Chaos as a symmetry-breaking phenomenon

Abstract

Chaos is an ubiquitous and fundamental phenomenon with a wide range of features pointing to a similar phenomenology. Although apparently distinct, it is natural to ask if all these features emerge from a unifying principle. Recently, it was realized that all continuous-time stochastic dynamical systems (DSs) — the most relevant in physics because natural DSs are always subject to noise and time is continuous — possess a topological supersymmetry (TS). It was then suggested that its spontaneous breakdown could be interpreted as the stochastic generalization of deterministic chaos. This conclusion stems from the fact that such phenomenon encompasses features that are traditionally associated with chaotic dynamics such as non-integrability, positive topological entropy, sensitivity to initial conditions and the Poincaré–Bendixson theorem.
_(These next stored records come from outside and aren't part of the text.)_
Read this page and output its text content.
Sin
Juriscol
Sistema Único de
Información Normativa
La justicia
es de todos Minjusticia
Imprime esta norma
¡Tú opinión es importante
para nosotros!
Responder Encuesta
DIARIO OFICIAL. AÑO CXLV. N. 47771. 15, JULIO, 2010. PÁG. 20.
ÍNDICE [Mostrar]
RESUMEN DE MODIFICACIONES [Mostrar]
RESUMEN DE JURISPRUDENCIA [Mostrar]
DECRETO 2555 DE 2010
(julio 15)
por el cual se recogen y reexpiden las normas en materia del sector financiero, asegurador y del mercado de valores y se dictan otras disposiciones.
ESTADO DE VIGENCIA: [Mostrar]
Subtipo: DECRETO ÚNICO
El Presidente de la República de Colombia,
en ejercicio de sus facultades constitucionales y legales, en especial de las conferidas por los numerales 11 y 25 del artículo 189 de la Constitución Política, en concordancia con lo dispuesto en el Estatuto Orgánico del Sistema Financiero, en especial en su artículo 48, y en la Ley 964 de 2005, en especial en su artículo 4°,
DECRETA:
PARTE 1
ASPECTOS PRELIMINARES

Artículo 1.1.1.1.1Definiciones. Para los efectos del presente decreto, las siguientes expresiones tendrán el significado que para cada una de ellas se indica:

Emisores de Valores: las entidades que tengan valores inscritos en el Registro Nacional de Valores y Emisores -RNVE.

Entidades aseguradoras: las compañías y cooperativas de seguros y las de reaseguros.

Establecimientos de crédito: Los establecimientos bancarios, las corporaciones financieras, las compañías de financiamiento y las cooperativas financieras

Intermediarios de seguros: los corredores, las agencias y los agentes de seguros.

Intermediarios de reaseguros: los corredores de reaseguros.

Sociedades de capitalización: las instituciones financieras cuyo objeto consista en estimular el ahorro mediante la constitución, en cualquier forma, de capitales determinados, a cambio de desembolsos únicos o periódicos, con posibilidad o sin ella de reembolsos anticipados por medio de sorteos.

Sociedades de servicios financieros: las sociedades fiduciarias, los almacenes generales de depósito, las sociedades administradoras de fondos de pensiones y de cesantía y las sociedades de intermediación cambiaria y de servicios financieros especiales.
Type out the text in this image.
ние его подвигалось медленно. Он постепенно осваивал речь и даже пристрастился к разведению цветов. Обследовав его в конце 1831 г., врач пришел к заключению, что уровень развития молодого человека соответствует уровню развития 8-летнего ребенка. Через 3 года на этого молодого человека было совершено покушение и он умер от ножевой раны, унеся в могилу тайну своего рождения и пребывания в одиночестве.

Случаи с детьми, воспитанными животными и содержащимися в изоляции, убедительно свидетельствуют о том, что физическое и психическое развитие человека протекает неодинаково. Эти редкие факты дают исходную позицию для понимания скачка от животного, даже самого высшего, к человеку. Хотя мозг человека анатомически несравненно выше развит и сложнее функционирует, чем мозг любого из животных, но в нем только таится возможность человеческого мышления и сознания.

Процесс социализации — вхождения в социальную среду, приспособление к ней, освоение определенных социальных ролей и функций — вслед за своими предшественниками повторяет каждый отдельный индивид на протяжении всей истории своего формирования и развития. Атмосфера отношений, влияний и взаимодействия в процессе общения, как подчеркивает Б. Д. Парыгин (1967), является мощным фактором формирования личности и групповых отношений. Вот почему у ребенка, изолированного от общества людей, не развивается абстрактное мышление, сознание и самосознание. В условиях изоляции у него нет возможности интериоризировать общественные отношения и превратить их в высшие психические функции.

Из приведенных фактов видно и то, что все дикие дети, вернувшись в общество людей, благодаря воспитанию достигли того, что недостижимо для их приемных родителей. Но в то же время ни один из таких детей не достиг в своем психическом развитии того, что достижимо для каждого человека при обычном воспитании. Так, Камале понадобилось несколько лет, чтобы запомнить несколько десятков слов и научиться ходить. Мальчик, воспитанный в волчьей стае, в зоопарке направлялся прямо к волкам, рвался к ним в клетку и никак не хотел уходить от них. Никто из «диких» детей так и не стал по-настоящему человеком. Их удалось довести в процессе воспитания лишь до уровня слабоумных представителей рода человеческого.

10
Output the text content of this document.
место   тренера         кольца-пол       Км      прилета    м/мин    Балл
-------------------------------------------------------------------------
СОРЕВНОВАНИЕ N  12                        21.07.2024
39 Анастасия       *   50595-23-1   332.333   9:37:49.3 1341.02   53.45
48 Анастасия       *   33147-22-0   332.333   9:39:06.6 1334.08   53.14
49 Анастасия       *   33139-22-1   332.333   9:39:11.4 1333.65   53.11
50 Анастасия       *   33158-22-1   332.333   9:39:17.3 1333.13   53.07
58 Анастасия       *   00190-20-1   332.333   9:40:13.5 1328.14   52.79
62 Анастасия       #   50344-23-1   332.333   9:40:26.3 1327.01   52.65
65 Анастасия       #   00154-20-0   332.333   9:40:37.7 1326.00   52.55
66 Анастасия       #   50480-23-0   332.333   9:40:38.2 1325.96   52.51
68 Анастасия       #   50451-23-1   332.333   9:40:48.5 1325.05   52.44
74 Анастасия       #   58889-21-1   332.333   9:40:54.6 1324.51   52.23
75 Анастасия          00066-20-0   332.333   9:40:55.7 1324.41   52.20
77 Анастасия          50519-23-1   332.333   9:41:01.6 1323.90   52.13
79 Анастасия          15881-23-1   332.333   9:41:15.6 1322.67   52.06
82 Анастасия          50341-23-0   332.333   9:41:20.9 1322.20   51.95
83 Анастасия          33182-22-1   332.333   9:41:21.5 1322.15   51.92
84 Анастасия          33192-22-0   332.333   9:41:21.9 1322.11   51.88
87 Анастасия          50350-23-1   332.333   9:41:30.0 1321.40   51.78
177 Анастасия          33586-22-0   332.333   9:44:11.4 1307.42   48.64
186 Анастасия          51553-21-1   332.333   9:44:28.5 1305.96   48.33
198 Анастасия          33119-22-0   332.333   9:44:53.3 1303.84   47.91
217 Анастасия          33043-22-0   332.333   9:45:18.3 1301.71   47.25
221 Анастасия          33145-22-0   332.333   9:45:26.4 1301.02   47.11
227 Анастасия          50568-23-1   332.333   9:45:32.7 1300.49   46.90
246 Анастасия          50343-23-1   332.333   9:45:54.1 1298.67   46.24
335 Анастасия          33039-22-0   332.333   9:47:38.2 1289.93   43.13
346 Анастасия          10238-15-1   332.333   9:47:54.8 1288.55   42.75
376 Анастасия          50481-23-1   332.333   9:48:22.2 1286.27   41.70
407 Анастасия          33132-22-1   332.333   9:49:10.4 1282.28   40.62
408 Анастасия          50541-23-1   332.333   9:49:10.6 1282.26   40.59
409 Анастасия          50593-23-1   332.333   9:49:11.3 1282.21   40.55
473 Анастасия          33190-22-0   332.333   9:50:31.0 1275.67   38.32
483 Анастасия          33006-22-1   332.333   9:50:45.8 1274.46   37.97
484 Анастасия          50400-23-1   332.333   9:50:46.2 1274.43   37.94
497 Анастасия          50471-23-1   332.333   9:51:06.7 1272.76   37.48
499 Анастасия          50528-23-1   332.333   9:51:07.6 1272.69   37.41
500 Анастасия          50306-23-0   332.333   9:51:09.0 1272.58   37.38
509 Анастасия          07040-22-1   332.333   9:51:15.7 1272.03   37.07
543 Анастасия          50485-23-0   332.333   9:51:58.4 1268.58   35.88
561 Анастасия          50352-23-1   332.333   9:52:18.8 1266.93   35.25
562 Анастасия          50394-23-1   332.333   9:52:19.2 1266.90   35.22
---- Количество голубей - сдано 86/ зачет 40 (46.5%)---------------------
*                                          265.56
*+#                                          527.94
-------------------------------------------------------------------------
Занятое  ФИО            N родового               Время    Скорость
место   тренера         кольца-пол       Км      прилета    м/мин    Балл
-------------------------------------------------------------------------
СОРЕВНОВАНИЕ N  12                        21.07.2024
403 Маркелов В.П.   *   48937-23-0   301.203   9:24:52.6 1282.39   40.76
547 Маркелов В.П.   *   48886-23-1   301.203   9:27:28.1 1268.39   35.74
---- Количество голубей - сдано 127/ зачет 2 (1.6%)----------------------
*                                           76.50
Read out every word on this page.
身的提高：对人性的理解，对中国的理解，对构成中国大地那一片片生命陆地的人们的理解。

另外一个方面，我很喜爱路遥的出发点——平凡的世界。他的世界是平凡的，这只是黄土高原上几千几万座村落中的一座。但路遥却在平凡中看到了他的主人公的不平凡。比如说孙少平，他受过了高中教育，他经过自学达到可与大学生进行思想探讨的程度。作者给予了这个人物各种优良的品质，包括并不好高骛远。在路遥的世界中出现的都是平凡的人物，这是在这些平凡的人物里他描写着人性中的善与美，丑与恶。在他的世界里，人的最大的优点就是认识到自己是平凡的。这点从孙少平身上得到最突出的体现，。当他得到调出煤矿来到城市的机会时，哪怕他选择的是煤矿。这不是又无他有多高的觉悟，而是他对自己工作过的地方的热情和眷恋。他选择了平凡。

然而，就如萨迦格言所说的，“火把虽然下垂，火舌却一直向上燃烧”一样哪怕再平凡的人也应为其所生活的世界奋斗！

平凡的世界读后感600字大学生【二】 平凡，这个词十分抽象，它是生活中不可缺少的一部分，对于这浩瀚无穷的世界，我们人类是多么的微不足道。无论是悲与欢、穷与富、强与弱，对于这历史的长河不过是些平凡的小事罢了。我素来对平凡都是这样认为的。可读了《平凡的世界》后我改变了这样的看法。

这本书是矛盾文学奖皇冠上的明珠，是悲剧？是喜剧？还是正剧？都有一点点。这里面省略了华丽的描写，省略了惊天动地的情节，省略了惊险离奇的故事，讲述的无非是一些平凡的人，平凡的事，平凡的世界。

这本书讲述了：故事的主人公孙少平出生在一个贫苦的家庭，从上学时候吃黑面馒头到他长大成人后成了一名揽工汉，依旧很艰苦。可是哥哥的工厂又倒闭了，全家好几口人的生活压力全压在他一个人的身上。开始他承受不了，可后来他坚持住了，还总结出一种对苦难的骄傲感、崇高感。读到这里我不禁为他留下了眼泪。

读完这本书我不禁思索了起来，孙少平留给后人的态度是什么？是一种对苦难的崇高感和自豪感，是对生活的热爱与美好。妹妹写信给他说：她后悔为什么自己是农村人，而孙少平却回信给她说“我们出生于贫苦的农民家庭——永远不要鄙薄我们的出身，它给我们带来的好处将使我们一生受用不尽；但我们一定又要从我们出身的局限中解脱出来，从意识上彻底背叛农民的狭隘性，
Here, we strengthen and complete this picture by showing that the remaining hallmarks of deterministic chaos — topological transitivity/mixing and dense periodic orbits — while being consistent with the TS breaking, do not actually admit a stochastic generalization. This is a major limitation, since all physical systems are always noisy to some extent. We, therefore, conclude that spontaneous TS breaking can be considered as the most general definition of continuous-time dynamical chaos. Contrary to the common perception and semantics of the word “chaos,” this phenomenon should then be truly interpreted as the low-symmetry, or ordered phase of the DSs that manifest it. We also argue that the concept of chaos in low-dimensional, discrete-time DSs that do not obey the Poincaré–Bendixson theorem, is related to the explicit TS breaking.